In Pakistan, Court Backs Musharraf's Reelection
Handpicked Bench Rejects Challenges
By Emily Wax
Washington Post Foreign Service
Tuesday, November 20, 2007; Page A12
ISLAMABAD, Pakistan, Nov. 19 -- Pakistan's Supreme Court, newly stacked with allies of President Pervez Musharraf, on Monday dismissed most of the challenges to his reelection. Opposition leaders rejected the ruling as engineered and illegitimate, in the latest controversy in the country's ongoing political crisis.
Deliberating for just under three hours, the judges, many of them handpicked by Musharraf, struck down the five main challenges to his reelection. The sixth and final petition will be heard Thursday, though analysts expect it also will be dismissed.

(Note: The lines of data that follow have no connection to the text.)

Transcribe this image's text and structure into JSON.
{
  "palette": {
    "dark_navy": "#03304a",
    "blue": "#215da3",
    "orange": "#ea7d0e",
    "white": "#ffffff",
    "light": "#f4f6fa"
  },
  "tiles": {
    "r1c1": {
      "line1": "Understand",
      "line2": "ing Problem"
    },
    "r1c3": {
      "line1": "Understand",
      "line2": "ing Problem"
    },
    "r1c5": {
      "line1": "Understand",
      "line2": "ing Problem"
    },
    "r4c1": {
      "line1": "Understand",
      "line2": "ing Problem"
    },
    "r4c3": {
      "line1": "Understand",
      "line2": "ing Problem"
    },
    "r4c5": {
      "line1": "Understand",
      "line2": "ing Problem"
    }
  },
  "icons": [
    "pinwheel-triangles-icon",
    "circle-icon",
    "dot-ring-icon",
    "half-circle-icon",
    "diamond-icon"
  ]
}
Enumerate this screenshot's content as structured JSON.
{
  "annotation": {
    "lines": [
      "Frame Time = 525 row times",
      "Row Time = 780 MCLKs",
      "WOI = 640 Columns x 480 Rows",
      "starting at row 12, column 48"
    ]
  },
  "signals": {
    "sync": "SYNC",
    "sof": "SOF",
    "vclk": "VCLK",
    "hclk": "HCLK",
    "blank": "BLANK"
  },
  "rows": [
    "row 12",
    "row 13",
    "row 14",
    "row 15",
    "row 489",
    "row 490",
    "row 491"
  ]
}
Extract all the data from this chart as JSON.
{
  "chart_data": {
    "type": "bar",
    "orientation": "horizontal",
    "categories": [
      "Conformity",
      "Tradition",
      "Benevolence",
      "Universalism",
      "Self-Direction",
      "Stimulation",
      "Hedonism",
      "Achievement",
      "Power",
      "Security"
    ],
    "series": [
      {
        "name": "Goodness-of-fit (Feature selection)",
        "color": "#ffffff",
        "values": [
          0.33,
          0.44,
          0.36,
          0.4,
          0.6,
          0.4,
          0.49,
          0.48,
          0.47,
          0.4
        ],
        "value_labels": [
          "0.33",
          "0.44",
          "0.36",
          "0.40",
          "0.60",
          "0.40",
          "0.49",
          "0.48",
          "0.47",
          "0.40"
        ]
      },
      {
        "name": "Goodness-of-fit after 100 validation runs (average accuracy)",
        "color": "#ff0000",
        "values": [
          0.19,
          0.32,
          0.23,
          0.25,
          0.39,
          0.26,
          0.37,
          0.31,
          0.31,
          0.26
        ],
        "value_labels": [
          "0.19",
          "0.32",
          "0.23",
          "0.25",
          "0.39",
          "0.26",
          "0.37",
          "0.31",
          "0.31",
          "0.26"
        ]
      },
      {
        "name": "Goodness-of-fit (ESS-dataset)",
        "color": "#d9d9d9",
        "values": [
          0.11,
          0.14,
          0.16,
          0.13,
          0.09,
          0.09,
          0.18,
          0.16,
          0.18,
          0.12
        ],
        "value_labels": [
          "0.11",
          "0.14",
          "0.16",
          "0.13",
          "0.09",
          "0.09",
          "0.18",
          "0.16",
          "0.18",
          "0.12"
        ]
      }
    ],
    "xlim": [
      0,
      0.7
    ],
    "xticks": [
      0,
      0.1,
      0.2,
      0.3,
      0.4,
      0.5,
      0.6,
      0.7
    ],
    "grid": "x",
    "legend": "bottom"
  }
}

Pakistani opposition parties had asserted that Musharraf was ineligible to stand for reelection last month while also serving as chief of the army. The Supreme Court was scheduled to hear challenges in the case when Musharraf fired several justices and proclaimed emergency rule Nov. 3.
Musharraf has said that once the court clears all the challenges to his reelection, he will shed his uniform and become a civilian president.
On Monday, the president also said he was asking the country's electoral commission to call parliamentary elections for Jan. 8. Opposition leaders have said the elections will be deeply flawed and unfair if conducted during a state of emergency. Hundreds of political leaders remain jailed, and independent TV news stations have been blacked out.
In a rare public appearance Monday, Musharraf insisted he was the only leader who could safeguard the country as Islamic extremists increase their attacks in the northwest.
"I could have said thank you and walked away," he said at a ceremony to break ground for a highway and bridge project in the southern city of Karachi. "But this was not the right approach, because I cannot watch this country go down in front of me after so many achievements and such an economic turnaround."
U.S. Deputy Secretary of State John D. Negroponte held talks with Musharraf over the weekend in an attempt to press him to end emergency rule, restore the constitution and free political opponents. But there was no indication that Musharraf would bend to the growing pressure from Washington.
In Karachi, U.S. Ambassador Anne W. Patterson met with opposition leader and former prime minister Benazir Bhutto, who has aborted U.S.-backed plans to form a political alliance with Musharraf. Bhutto and Musharraf are no longer speaking.
"I am meeting the former prime minister and other political leaders to confirm American interest in free, fair and transparent elections and to assure her and all others that we will do everything possible to ensure that the electoral process takes place," Patterson told reporters.
Bhutto said she was frustrated that the Bush administration had not made lifting the emergency a condition for the continued disbursement of U.S. aid. The United States has delivered more than $10 billion in aid to Musharraf's government since 2001, saying the money helps train and arm the Pakistani military in its fight against extremism.
"If the United States gives him $10 billion and does not get him to do what it wants, how is it going to expect us to make him do what he does not want to do?" Bhutto said.
In a separate development, opposition leader Imran Khan, who was jailed by the government last week, began a hunger strike to protest emergency rule. Khan, of the Pakistan Justice Movement, is a former cricket star and an icon for students opposed to Musharraf's government. Members of his party said they hoped his hunger strike would encourage young people to keep protesting emergency rule.
"This is the only tool Khan has left to tell the world about the suffering of Pakistan," Hafeez Niazi, Khan's brother-in-law, said in a telephone interview from Lahore. "He feels this is the only way to bring attention to the issue now."
Political opposition leaders have also said they are considering a boycott of the elections. "The elections will be a ruse and a joke all over the world," said Farid Ahmad Paracha, deputy secretary general of Pakistan's most popular Islamic party, Jamaat-e-Islami. "The U.S. has been cheated, and the Pakistani people will suffer yet again."